After the Western Gas Factory closed, the Amsterdam Electricity and Gas Company (GEB) destroyed some of the buildings, among them the gas plant itself and the water tower. The other buildings were used for storage and repair and as laboratories and workshops. The remaining buildings were recognised as monuments in 1989. In 1992 the GEB left the buildings and they were taken over by the District Council of Westerpark.

== Redevelopment ==
Most of the thirteen buildings on site were designed by architect Isaac Gosschalk in the Dutch Neo Renaissance style, popular in the Netherlands between 1870 and 1915. Gosschalk was a famous architect in his time, as famous as Pierre Cuypers and Dolf van Gendt. He was a Jewish architect and he mainly built factories among them the Heineken brewery which is unfortunately completely destroyed and the railway station of Groningen. Gosschalk united the functional nature of the buildings with the beauty of architecture. Symmetry played an important role in his design. Nineteen of the original buildings remain on the site (not all by Gosschalk) and are designated as national monuments.
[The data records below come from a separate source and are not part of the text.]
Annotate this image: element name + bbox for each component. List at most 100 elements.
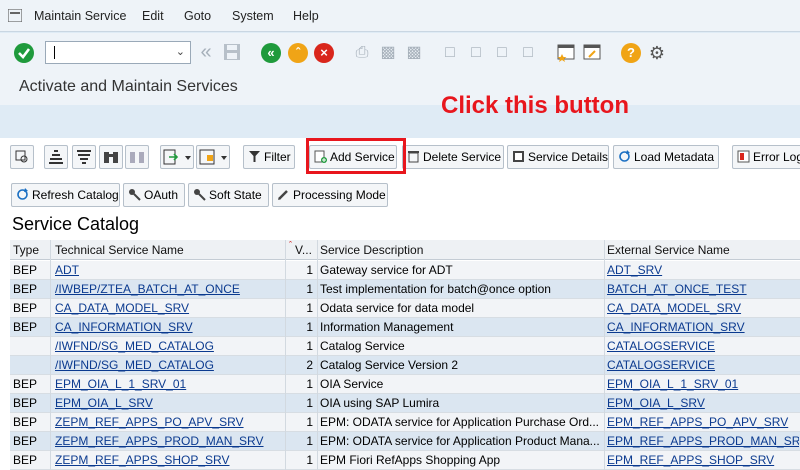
find-next-icon[interactable]: ▩ xyxy=(404,43,424,63)
cell-external-service-name[interactable]: EPM_REF_APPS_SHOP_SRV xyxy=(607,453,799,467)
table-row[interactable]: BEP EPM_OIA_L_SRV 1 OIA using SAP Lumira EPM… xyxy=(10,394,800,413)
table-row[interactable]: /IWFND/SG_MED_CATALOG 1 Catalog Service CAT… xyxy=(10,337,800,356)
command-field[interactable]: ⌄ xyxy=(45,41,191,64)
soft-state-button[interactable]: Soft State xyxy=(188,183,269,207)
error-log-label: Error Log xyxy=(753,150,800,164)
col-service-description[interactable]: Service Description xyxy=(320,243,423,257)
cell-technical-service-name[interactable]: /IWBEP/ZTEA_BATCH_AT_ONCE xyxy=(55,282,283,296)
next-page-icon[interactable]: □ xyxy=(492,43,512,63)
filter-button[interactable]: Filter xyxy=(243,145,295,169)
help-icon[interactable]: ? xyxy=(621,43,641,63)
load-metadata-button[interactable]: Load Metadata xyxy=(613,145,719,169)
cell-type: BEP xyxy=(13,453,38,467)
cell-technical-service-name[interactable]: /IWFND/SG_MED_CATALOG xyxy=(55,339,283,353)
layout-icon[interactable] xyxy=(196,145,230,169)
col-version[interactable]: V... xyxy=(295,243,312,257)
cell-technical-service-name[interactable]: CA_INFORMATION_SRV xyxy=(55,320,283,334)
create-session-icon[interactable] xyxy=(557,43,577,63)
cell-version: 1 xyxy=(306,453,313,467)
cell-type: BEP xyxy=(13,415,38,429)
table-row[interactable]: BEP CA_INFORMATION_SRV 1 Information Manage… xyxy=(10,318,800,337)
cell-type: BEP xyxy=(13,301,38,315)
processing-mode-button[interactable]: Processing Mode xyxy=(272,183,388,207)
col-technical-service-name[interactable]: Technical Service Name xyxy=(55,243,184,257)
cell-external-service-name[interactable]: EPM_REF_APPS_PROD_MAN_SRV xyxy=(607,434,799,448)
sort-descending-icon[interactable] xyxy=(72,145,96,169)
error-log-button[interactable]: Error Log xyxy=(732,145,800,169)
cell-external-service-name[interactable]: CA_INFORMATION_SRV xyxy=(607,320,799,334)
menu-help[interactable]: Help xyxy=(293,9,319,23)
app-menu-icon[interactable] xyxy=(8,9,22,22)
cell-technical-service-name[interactable]: ZEPM_REF_APPS_SHOP_SRV xyxy=(55,453,283,467)
col-external-service-name[interactable]: External Service Name xyxy=(607,243,730,257)
sort-ascending-icon[interactable] xyxy=(44,145,68,169)
cell-external-service-name[interactable]: CA_DATA_MODEL_SRV xyxy=(607,301,799,315)
print-icon[interactable]: ⎙ xyxy=(352,43,372,63)
double-chevron-left-icon[interactable]: « xyxy=(196,42,216,63)
find-icon[interactable] xyxy=(99,145,123,169)
save-icon[interactable] xyxy=(223,43,243,63)
table-row[interactable]: BEP ZEPM_REF_APPS_PROD_MAN_SRV 1 EPM: ODATA… xyxy=(10,432,800,451)
find-icon[interactable]: ▩ xyxy=(378,43,398,63)
cell-external-service-name[interactable]: EPM_OIA_L_1_SRV_01 xyxy=(607,377,799,391)
overview-icon[interactable] xyxy=(10,145,34,169)
cell-technical-service-name[interactable]: ADT xyxy=(55,263,283,277)
cell-service-description: EPM Fiori RefApps Shopping App xyxy=(320,453,501,467)
oauth-button[interactable]: OAuth xyxy=(123,183,185,207)
find-next-icon[interactable] xyxy=(125,145,149,169)
table-row[interactable]: /IWFND/SG_MED_CATALOG 2 Catalog Service Ve… xyxy=(10,356,800,375)
first-page-icon[interactable]: □ xyxy=(440,43,460,63)
exit-icon[interactable]: ˆ xyxy=(288,43,308,63)
service-details-button[interactable]: Service Details xyxy=(507,145,609,169)
previous-page-icon[interactable]: □ xyxy=(466,43,486,63)
table-row[interactable]: BEP EPM_OIA_L_1_SRV_01 1 OIA Service EPM_OIA… xyxy=(10,375,800,394)
pencil-icon xyxy=(278,190,288,200)
table-row[interactable]: BEP ZEPM_REF_APPS_PO_APV_SRV 1 EPM: ODATA s… xyxy=(10,413,800,432)
cell-external-service-name[interactable]: EPM_OIA_L_SRV xyxy=(607,396,799,410)
col-type[interactable]: Type xyxy=(13,243,39,257)
cell-service-description: Catalog Service xyxy=(320,339,405,353)
soft-state-label: Soft State xyxy=(209,188,262,202)
refresh-icon xyxy=(619,150,630,162)
cell-technical-service-name[interactable]: EPM_OIA_L_SRV xyxy=(55,396,283,410)
table-header: Type Technical Service Name ˆ V... Servi… xyxy=(10,240,800,260)
cell-external-service-name[interactable]: BATCH_AT_ONCE_TEST xyxy=(607,282,799,296)
table-row[interactable]: BEP/IWBEP/ZTEA_BATCH_AT_ONCE 1 Test implem… xyxy=(10,280,800,299)
cell-technical-service-name[interactable]: EPM_OIA_L_1_SRV_01 xyxy=(55,377,283,391)
menu-edit[interactable]: Edit xyxy=(142,9,164,23)
cell-external-service-name[interactable]: ADT_SRV xyxy=(607,263,799,277)
cell-version: 1 xyxy=(306,282,313,296)
table-row[interactable]: BEP ZEPM_REF_APPS_SHOP_SRV 1 EPM Fiori RefA… xyxy=(10,451,800,470)
cell-technical-service-name[interactable]: ZEPM_REF_APPS_PO_APV_SRV xyxy=(55,415,283,429)
cell-technical-service-name[interactable]: /IWFND/SG_MED_CATALOG xyxy=(55,358,283,372)
cancel-icon[interactable]: × xyxy=(314,43,334,63)
cell-external-service-name[interactable]: EPM_REF_APPS_PO_APV_SRV xyxy=(607,415,799,429)
oauth-label: OAuth xyxy=(144,188,179,202)
table-row[interactable]: BEP CA_DATA_MODEL_SRV 1 Odata service for d… xyxy=(10,299,800,318)
cell-technical-service-name[interactable]: CA_DATA_MODEL_SRV xyxy=(55,301,283,315)
cell-type: BEP xyxy=(13,434,38,448)
back-icon[interactable]: « xyxy=(261,43,281,63)
enter-check-icon[interactable] xyxy=(14,43,34,63)
export-icon[interactable] xyxy=(160,145,194,169)
menu-goto[interactable]: Goto xyxy=(184,9,211,23)
last-page-icon[interactable]: □ xyxy=(518,43,538,63)
table-row[interactable]: BEP ADT 1 Gateway service for ADT ADT_SRV xyxy=(10,261,800,280)
key-icon xyxy=(194,189,206,201)
delete-service-button[interactable]: Delete Service xyxy=(402,145,504,169)
page-title: Activate and Maintain Services xyxy=(19,78,238,95)
cell-service-description: OIA using SAP Lumira xyxy=(320,396,440,410)
menu-system[interactable]: System xyxy=(232,9,274,23)
cell-version: 2 xyxy=(306,358,313,372)
cell-technical-service-name[interactable]: ZEPM_REF_APPS_PROD_MAN_SRV xyxy=(55,434,283,448)
refresh-catalog-button[interactable]: Refresh Catalog xyxy=(11,183,120,207)
cell-version: 1 xyxy=(306,339,313,353)
chevron-down-icon[interactable]: ⌄ xyxy=(176,45,185,58)
menu-maintain-service[interactable]: Maintain Service xyxy=(34,9,126,23)
cell-external-service-name[interactable]: CATALOGSERVICE xyxy=(607,339,799,353)
cell-service-description: Catalog Service Version 2 xyxy=(320,358,459,372)
cell-external-service-name[interactable]: CATALOGSERVICE xyxy=(607,358,799,372)
gear-icon[interactable]: ⚙ xyxy=(647,43,667,63)
generate-shortcut-icon[interactable] xyxy=(583,43,603,63)
refresh-catalog-label: Refresh Catalog xyxy=(32,188,119,202)
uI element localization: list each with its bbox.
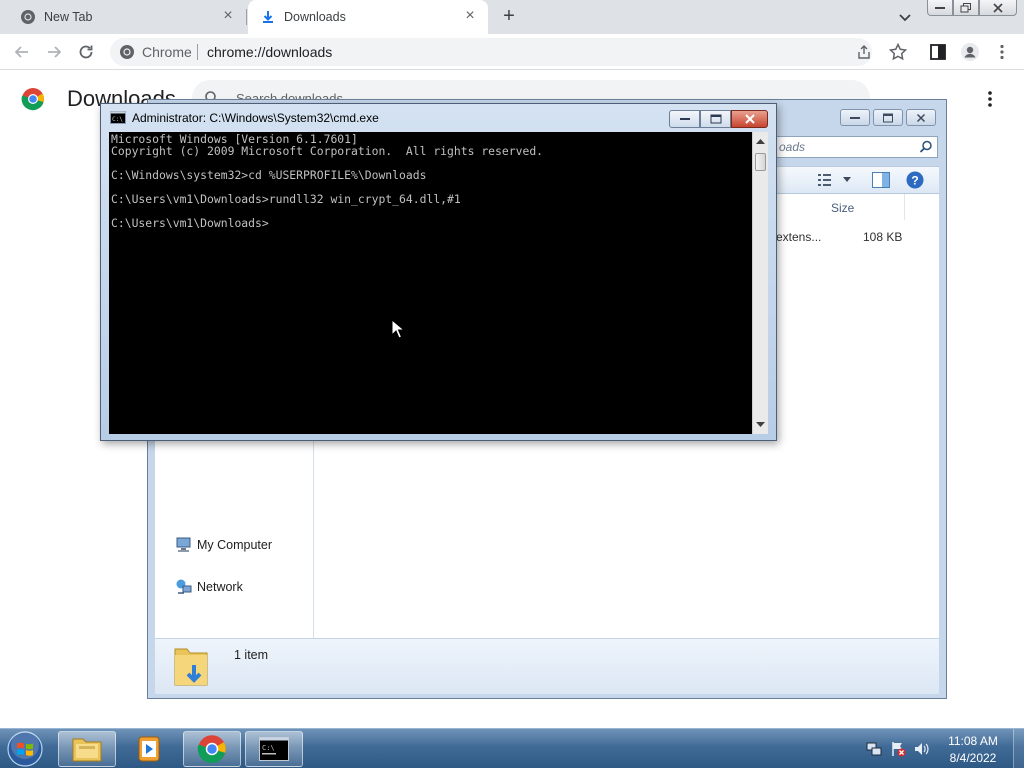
bookmark-star-icon[interactable] [888, 42, 908, 62]
explorer-details-pane: 1 item [155, 638, 939, 694]
console-line: C:\Windows\system32>cd %USERPROFILE%\Dow… [111, 168, 427, 182]
file-type-cell: extens... [776, 230, 822, 244]
profile-avatar-icon[interactable] [960, 42, 980, 62]
more-menu-icon[interactable] [992, 42, 1012, 62]
volume-icon[interactable] [914, 741, 930, 757]
address-bar[interactable]: Chrome chrome://downloads [110, 38, 872, 66]
explorer-maximize-button[interactable] [873, 109, 903, 126]
new-tab-button[interactable]: + [498, 6, 520, 28]
console-output[interactable]: Microsoft Windows [Version 6.1.7601] Cop… [109, 132, 752, 434]
search-icon [919, 140, 932, 153]
show-desktop-button[interactable] [1013, 729, 1024, 768]
computer-icon [176, 537, 191, 552]
explorer-close-button[interactable] [906, 109, 936, 126]
network-tray-icon[interactable] [866, 741, 882, 757]
scroll-up-icon[interactable] [756, 138, 765, 146]
omnibox-separator [197, 44, 198, 60]
close-window-button[interactable] [979, 0, 1017, 16]
cmd-icon: C:\ [110, 111, 126, 124]
explorer-folder-icon [72, 738, 102, 762]
action-center-icon[interactable] [890, 741, 906, 757]
nav-item-network[interactable]: Network [175, 578, 243, 596]
chevron-down-icon[interactable] [896, 8, 914, 26]
explorer-minimize-button[interactable] [840, 109, 870, 126]
tab-title: Downloads [284, 10, 346, 24]
chrome-icon [120, 45, 134, 59]
cmd-minimize-button[interactable] [669, 110, 700, 128]
scrollbar-thumb[interactable] [755, 153, 766, 171]
view-options-icon[interactable] [818, 173, 834, 187]
file-size-cell: 108 KB [863, 230, 903, 244]
console-line: Copyright (c) 2009 Microsoft Corporation… [111, 144, 544, 158]
tab-title: New Tab [44, 10, 93, 24]
console-prompt-line: C:\Users\vm1\Downloads> [111, 216, 269, 230]
share-icon[interactable] [856, 44, 872, 60]
help-icon[interactable]: ? [906, 171, 924, 189]
cmd-icon: C:\ [259, 737, 289, 761]
svg-text:?: ? [911, 174, 918, 188]
taskbar: C:\ 11:08 AM 8/4/2022 [0, 728, 1024, 768]
reload-icon[interactable] [76, 42, 96, 62]
chrome-icon [197, 735, 226, 763]
nav-item-label: Network [197, 580, 243, 594]
column-header-size[interactable]: Size [766, 194, 905, 220]
url-text[interactable]: chrome://downloads [207, 44, 332, 60]
back-icon[interactable] [12, 42, 32, 62]
item-count: 1 item [234, 648, 269, 662]
site-label: Chrome [142, 44, 192, 60]
clock-date[interactable]: 8/4/2022 [938, 751, 1008, 765]
chrome-logo-icon [21, 88, 44, 111]
nav-item-my-computer[interactable]: My Computer [175, 536, 272, 554]
download-icon [263, 11, 273, 23]
svg-text:C:\: C:\ [112, 116, 123, 123]
taskbar-explorer-button[interactable] [58, 731, 116, 767]
taskbar-cmd-button[interactable]: C:\ [245, 731, 303, 767]
side-panel-icon[interactable] [928, 42, 948, 62]
cmd-scrollbar[interactable] [752, 132, 768, 434]
tab-divider [246, 9, 247, 25]
explorer-search-placeholder: oads [779, 140, 806, 154]
downloads-folder-icon [174, 648, 208, 686]
preview-pane-icon[interactable] [872, 172, 890, 188]
clock-time[interactable]: 11:08 AM [938, 734, 1008, 748]
explorer-search-input[interactable]: oads [774, 136, 938, 158]
network-icon [176, 579, 192, 594]
forward-icon[interactable] [44, 42, 64, 62]
scroll-down-icon[interactable] [756, 420, 765, 428]
downloads-more-icon[interactable] [980, 88, 1000, 110]
start-button-icon[interactable] [6, 730, 44, 768]
cmd-window-title: Administrator: C:\Windows\System32\cmd.e… [132, 111, 379, 125]
tab-strip: New Tab × Downloads × + [0, 0, 1024, 34]
minimize-button[interactable] [927, 0, 953, 16]
chrome-icon [21, 10, 35, 24]
media-player-icon [138, 736, 160, 762]
svg-text:C:\: C:\ [262, 744, 275, 752]
restore-button[interactable] [953, 0, 979, 16]
cmd-window: C:\ Administrator: C:\Windows\System32\c… [100, 103, 777, 441]
tab-downloads[interactable]: Downloads × [248, 0, 488, 34]
console-line: C:\Users\vm1\Downloads>rundll32 win_cryp… [111, 192, 461, 206]
taskbar-media-player-button[interactable] [120, 731, 178, 767]
close-tab-icon[interactable]: × [462, 8, 478, 24]
tab-new-tab[interactable]: New Tab × [8, 0, 246, 34]
nav-item-label: My Computer [197, 538, 273, 552]
cmd-close-button[interactable] [731, 110, 768, 128]
mouse-cursor-icon [391, 319, 405, 339]
chevron-down-icon[interactable] [843, 177, 851, 183]
browser-toolbar: Chrome chrome://downloads [0, 34, 1024, 70]
cmd-maximize-button[interactable] [700, 110, 731, 128]
close-tab-icon[interactable]: × [220, 8, 236, 24]
taskbar-chrome-button[interactable] [183, 731, 241, 767]
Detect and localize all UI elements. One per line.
In the eighties the City of Amsterdam started to think about redevelopment but found out that the site was heavily polluted. In the nineties the District Council of Westerpark took over the responsibilities for the redevelopment.
There were four main problems: remediation of the pollution, constructing a new park, finding new use for the derelict buildings and the overall problem: a lack of money.

== Culture Park ==
The gas works were re-opened as the "Culture Park Westergasfabriek" in 2003. Its television studios host programmes like Pauw & Witteman (a former late night talkshow), De Wereld Draait Door (an early evening talk show with Matthijs van Nieuwkerk) and Eva Jinek's Sunday morning talk show.
The main grass field of the park allows for six festivals to be organized annually. Thousands of people visit the park and its activities every day.